Frank Slide Alberta Canada – covered the town of Frank, Canada – 70 dead

Gros Ventre Slide Wyoming:

Slide began in 1920,  massive failure occurred in 1925.

Slide mass blocked river creating a natural reservoir.  Over next two years reservoir filled finally overtopping the dam in the winter of 1926-1927 as a result of heavy snow and rain.  River rapidly cut down through the slide material releasing a wall of water that inundated Kelly, Wyoming, killing 5 of 65 inhabitants.

Water contributes to slides in several ways:

Adds weight
Reduces cohesion if saturated or if completely dry (if intermediate moisture content then cohesion is generally increased).
Acts as a lubricant
Facilitates frost wedging
Causes expansion and contraction of certain clay minerals
Liquefaction

Vegetation
Provides cover
Binds soil
Adds weight

 

Vaiont Dam (Italy) 1963

Geology of site: Limestone interbedded with shale with bedding sloping in toward river.  Limestone was karstic (caverns and fractures).

Previous evidence of large slides in area.

Thin arch dam constructed, reservoir filled began to observe creep rate gradually increase over a 3 year period from 1 to 30 cm/week to about 25 cm/day.  On the day before the slide the creep rate increased to 100 cm/day.  Massive slide filled reservoir, displacing water both upstream and downstream. The dam held but the wall of water went over the top and flooded the town of Vaiont (2,600 dead).  Air blast from the slide mass blew windows out and lifted roofs from homes on far side of reservoir.

Yungay, Peru – 1962 – debris flow with no apparent trigger kills 4,000 in town of Ranrahirica.

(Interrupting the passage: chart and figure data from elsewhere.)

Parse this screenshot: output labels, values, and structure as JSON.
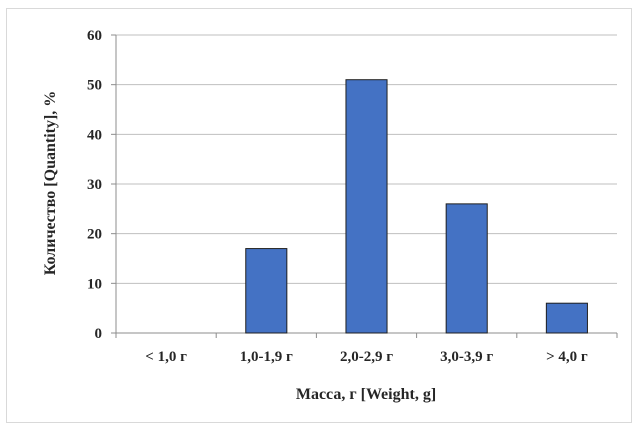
{
  "chart_data": {
    "type": "bar",
    "categories": [
      "< 1,0 г",
      "1,0-1,9 г",
      "2,0-2,9 г",
      "3,0-3,9 г",
      "> 4,0 г"
    ],
    "series": [
      {
        "values": [
          0,
          17,
          51,
          26,
          6
        ]
      }
    ],
    "xlabel": "Масса, г [Weight, g]",
    "ylabel": "Количество  [Quantity],  %",
    "ylim": [
      0,
      60
    ],
    "yticks": [
      0,
      10,
      20,
      30,
      40,
      50,
      60
    ],
    "grid": "horizontal",
    "colors": {
      "bar": "#4472C4",
      "bar_edge": "#1f1f1f",
      "grid": "#bfbfbf"
    }
  }
}
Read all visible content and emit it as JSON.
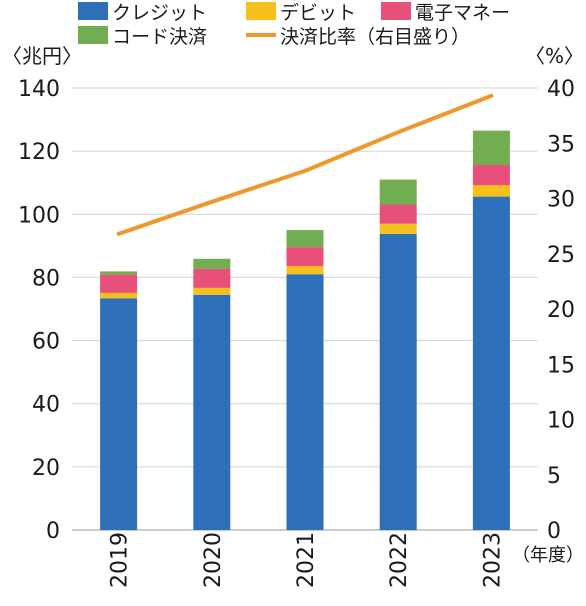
{
  "chart_data": {
    "type": "bar",
    "stacked": true,
    "categories": [
      "2019",
      "2020",
      "2021",
      "2022",
      "2023"
    ],
    "series": [
      {
        "name": "クレジット",
        "color": "#2e6fba",
        "values": [
          73.4,
          74.5,
          81.0,
          93.8,
          105.6
        ]
      },
      {
        "name": "デビット",
        "color": "#f7bf1c",
        "values": [
          1.7,
          2.2,
          2.6,
          3.2,
          3.6
        ]
      },
      {
        "name": "電子マネー",
        "color": "#e8507a",
        "values": [
          5.8,
          6.0,
          6.0,
          6.1,
          6.4
        ]
      },
      {
        "name": "コード決済",
        "color": "#72ad52",
        "values": [
          1.0,
          3.2,
          5.4,
          7.9,
          10.9
        ]
      }
    ],
    "line": {
      "name": "決済比率（右目盛り）",
      "color": "#f0962a",
      "values": [
        26.8,
        29.7,
        32.5,
        36.0,
        39.3
      ]
    },
    "left_axis": {
      "label": "〈兆円〉",
      "ylim": [
        0,
        140
      ],
      "ticks": [
        0,
        20,
        40,
        60,
        80,
        100,
        120,
        140
      ]
    },
    "right_axis": {
      "label": "〈%〉",
      "ylim": [
        0,
        40
      ],
      "ticks": [
        0,
        5,
        10,
        15,
        20,
        25,
        30,
        35,
        40
      ]
    },
    "x_unit": "（年度）",
    "legend_position": "top"
  }
}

In 1970 in same area an earthquake triggers a slide that moves down the slope at about 300 km/hr.  The upper part of the slide is a vertical fall.  The mass then runs up and over a large glacial hill launching megaton boulders – smashing homes.  Town of Yungay was buried 30 meters deep.

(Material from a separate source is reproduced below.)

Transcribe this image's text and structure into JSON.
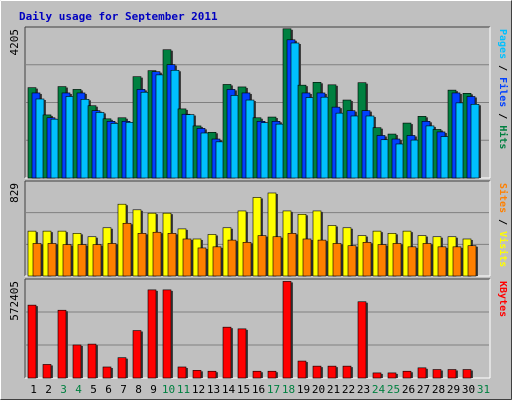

Gansu Province, China – 1920

Loess Flow (dry flow of silt) – earthquake triggered this event. Historic accounts indicate the mass flowed like water with eddies and whirlpools.  Anecdotal story of survivors whose farm rafted from one hill across the valley and up the adjacent hill coming to rest with only minimal disturbance to their house and orchard.  The story goes that they began farming at their new location.

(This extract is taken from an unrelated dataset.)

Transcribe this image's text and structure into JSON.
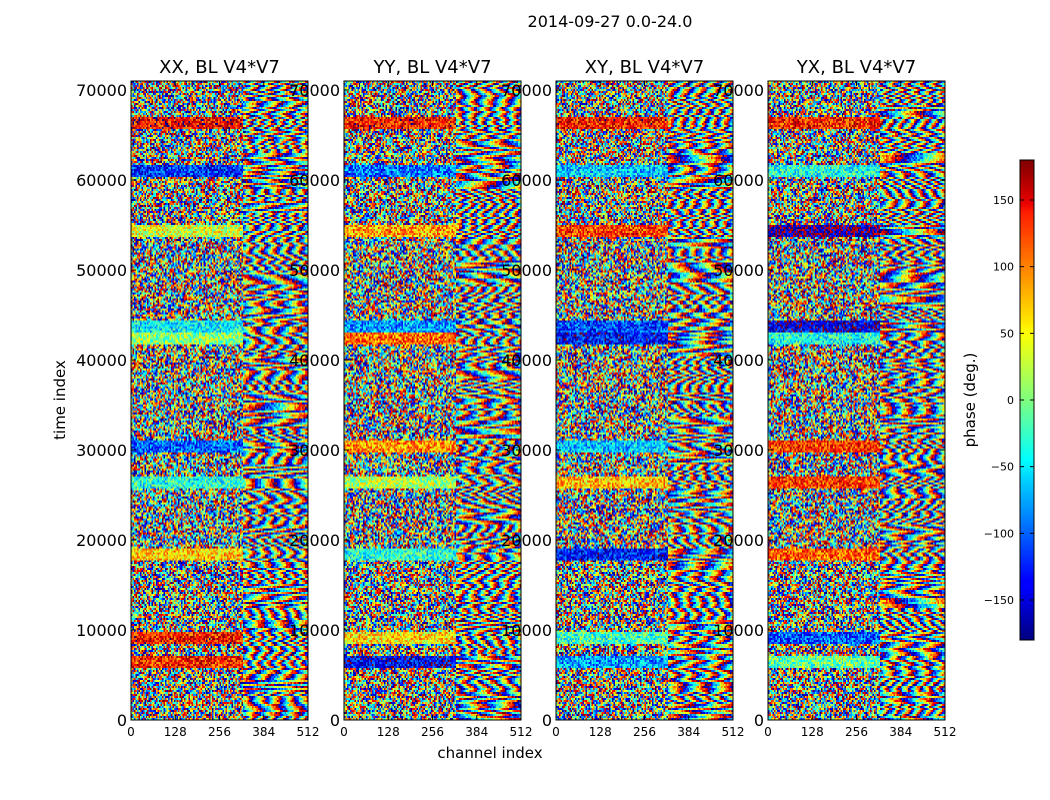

Methods to stabilize Slopes

Retaining walls – only function with proper drainage.

Pinning

Reduce gradient – add benches

Subsidence and Catastrophic collapse

Subsidence – sinking or depression of the surface

Collapse – material collapses into near surface void.

Subsidence is related to compression of fine grained material through dewatering often resulting form extraction of fluids through aquifer depletion and oil and gas production.

Examples:

Mexico City – 8.5 meters
Tucson, Arizona – subsidence resulted in large Earth fissures.
San Joaquin Valley, California – meters
Las Vegas, Nevada – 1.5 meters
Houston area – 1 to 3 meters (results from both aquifer depletion and oil production).

Other causes of subsidence include drainage of swamps and subsequent decay of organic matt as occurred in the Florida, Everglades.

Collapse:

Example shown was Winter Park sink in Florida 1981 – Limestone sink resulting from loss of roof support due to depletion of the aquifer as a result of heavy use for municipal water needs.

Example 2: Salt Solution mining near Hutchinson, Kansas resulted in 1975 collapse creating a surface crater about 700 feet diameter and 80-100 feet deep.